|RAMCHANDRAN, DIVYA - University Of Illinois|
|WANG, PING - US Department Of Energy|
|LIU, WEI - University Of Illinois|
|SINGH, VIJAY - University Of Illinois|
Submitted to: Cereal Chemistry
Publication Type: Peer Reviewed Journal
Publication Acceptance Date: 11/3/2014
Publication Date: 4/1/2015
Publication URL: http://handle.nal.usda.gov/10113/62179
Citation: Ramchandran, D., Wang, P., Dien, B.S., Liu, W., Cotta, M.A., Singh, V. 2015. Improvement of dry fractionation ethanol fermentation by partial germ supplementation. Cereal Chemistry. 92:218-223.
Interpretive Summary: The United States produces over 12 billion gallons of fuel ethanol per year from corn. Isolation of the corn germ prior to fermentation allows for recovery of valuable corn oil as a co-product and removes non-fermentable fiber from the fermentation tanks. The latter can increase plant productivity. However, removal of the germ fraction has been observed to lead to sluggish and incomplete fermentations presumably because the germ contains micro-nutrients that enhance ethanol fermentation. This paper demonstrates that partial back mixing of just 2% of the isolated germ into the degermed corn meal counteracts this effect. Furthermore, the use of newly developed raw starch hydrolysis technology, which is practiced in several plants commercially, leads to higher ethanol titers compared to when whole corn is fermented. As such, this paper demonstrated a method that allows for recovery of corn germ and that enhances ethanol titer. This paper will be of interest to current corn ethanol producers and associated engineering firms.

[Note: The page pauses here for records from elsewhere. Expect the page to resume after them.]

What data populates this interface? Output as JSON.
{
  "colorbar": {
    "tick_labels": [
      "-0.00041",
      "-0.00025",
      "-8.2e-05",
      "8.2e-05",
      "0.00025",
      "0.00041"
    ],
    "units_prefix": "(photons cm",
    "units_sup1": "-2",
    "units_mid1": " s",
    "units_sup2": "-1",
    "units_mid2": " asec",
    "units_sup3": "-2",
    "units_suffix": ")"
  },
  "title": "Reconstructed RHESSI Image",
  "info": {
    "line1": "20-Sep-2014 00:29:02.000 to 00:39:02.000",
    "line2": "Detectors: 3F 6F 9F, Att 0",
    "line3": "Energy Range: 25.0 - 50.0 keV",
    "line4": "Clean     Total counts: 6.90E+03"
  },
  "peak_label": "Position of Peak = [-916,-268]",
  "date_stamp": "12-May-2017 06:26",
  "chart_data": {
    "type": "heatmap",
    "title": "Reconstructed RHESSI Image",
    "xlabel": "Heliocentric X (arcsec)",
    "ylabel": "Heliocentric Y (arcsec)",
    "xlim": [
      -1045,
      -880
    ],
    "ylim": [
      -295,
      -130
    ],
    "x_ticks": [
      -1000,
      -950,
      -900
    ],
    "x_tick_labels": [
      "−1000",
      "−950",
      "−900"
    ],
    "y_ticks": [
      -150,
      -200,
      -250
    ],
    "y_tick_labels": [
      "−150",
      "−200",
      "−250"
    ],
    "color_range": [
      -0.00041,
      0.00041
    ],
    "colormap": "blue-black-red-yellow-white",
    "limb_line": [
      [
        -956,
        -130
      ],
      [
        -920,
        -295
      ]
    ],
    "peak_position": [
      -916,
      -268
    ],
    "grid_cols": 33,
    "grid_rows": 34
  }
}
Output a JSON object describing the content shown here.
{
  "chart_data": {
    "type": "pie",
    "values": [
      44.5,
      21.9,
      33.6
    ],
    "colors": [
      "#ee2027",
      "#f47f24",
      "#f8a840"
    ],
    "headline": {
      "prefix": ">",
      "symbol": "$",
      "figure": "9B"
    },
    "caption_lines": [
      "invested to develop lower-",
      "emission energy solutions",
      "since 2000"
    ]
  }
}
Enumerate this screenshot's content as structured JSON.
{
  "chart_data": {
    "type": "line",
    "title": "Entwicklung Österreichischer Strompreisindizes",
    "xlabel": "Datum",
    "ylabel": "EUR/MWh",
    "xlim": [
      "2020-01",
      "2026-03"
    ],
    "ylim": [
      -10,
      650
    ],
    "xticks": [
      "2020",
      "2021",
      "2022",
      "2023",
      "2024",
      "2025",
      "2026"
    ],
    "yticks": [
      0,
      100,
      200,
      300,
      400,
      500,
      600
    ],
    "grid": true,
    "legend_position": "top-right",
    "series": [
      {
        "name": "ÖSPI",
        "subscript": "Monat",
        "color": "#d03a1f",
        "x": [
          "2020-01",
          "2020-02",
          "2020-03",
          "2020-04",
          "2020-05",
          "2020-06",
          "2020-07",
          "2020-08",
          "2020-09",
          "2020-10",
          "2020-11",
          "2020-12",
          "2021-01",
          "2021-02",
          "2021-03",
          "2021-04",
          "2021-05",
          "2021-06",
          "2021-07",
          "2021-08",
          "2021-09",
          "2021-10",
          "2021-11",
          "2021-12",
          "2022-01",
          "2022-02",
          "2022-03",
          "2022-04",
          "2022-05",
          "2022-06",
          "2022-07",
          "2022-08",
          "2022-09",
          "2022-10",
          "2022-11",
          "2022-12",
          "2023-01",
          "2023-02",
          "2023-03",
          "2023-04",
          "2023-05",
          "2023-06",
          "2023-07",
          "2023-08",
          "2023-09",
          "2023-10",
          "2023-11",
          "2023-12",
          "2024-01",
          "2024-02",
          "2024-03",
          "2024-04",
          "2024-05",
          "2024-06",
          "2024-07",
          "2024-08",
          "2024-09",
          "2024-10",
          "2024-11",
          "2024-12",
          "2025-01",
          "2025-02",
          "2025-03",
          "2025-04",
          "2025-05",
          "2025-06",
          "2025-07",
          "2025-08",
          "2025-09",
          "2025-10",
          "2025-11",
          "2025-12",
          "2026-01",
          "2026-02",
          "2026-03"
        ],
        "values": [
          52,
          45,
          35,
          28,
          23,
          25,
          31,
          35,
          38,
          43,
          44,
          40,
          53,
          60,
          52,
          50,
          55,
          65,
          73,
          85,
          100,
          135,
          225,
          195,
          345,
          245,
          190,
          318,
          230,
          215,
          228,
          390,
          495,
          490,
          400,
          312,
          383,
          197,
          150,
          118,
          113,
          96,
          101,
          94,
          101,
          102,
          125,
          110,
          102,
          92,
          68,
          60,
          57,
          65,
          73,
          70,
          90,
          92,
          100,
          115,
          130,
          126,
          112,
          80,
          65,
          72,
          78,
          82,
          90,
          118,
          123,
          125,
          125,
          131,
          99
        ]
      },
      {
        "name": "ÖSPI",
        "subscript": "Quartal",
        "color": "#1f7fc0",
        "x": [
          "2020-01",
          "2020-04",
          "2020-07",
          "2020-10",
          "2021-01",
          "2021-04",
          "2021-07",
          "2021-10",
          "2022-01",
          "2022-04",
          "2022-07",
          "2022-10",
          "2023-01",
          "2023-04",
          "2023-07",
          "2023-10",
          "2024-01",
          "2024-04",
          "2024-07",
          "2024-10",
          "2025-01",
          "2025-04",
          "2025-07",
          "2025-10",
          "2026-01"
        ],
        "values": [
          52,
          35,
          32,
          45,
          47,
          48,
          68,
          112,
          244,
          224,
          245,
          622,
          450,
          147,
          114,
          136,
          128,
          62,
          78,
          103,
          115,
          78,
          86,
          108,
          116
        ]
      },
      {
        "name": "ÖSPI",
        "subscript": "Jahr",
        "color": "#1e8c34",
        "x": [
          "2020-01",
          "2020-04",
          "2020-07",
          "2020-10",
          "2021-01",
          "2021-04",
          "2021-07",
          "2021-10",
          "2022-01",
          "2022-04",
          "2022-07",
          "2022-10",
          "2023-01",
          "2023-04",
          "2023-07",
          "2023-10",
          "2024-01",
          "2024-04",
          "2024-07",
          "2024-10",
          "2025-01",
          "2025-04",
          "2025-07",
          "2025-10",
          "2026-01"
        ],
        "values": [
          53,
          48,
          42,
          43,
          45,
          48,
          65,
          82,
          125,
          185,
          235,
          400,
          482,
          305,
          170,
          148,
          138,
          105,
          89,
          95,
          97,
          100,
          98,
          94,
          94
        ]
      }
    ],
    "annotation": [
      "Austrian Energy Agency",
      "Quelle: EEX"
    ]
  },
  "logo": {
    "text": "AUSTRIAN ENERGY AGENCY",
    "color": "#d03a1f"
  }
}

Technical Abstract: Ethanol fermentation of dry fractionated grits (corn endosperm pieces) containing different levels of germ was studied using the dry grind process. Partial removal of germ fraction allows for marketing the germ fraction and potentially more efficient fermentation. Grits obtained from a dry milling plant were mixed with different amounts of germ (2, 5, 7 and 10% germ of the total sample) and compared to control grits (0% germ). Fermentation rates of germ supplemented grits (2, 5, 7 and 10% germ) were faster than control grits (0% germ). Addition of 2% germ was sufficient to achieve high ethanol concentration (19.06% v/v) compared to control grits (18.18% v/v). Fermentation of dry fractionated grits (92, 95 and 97% grits) obtained from a commercial facility was also compared to ground whole corn (control). Fermentation rates were slower and final ethanol concentrations were lower for commercial grits than control sample. However, in a final experiment, commercial grits were subjected to raw starch hydrolyzing enzymes (RSH) resulting in higher ethanol concentrations (20.22, 19.90, 19.49% v/v for 92, 95 and 97% grits, respectively) compared to whole corn control (18.64% v/v). Therefore, high ethanol concentrations can be achieved with dry fractionated grits provided inclusion of certain amount of germ and the use of RSH for controlled starch hydrolysis.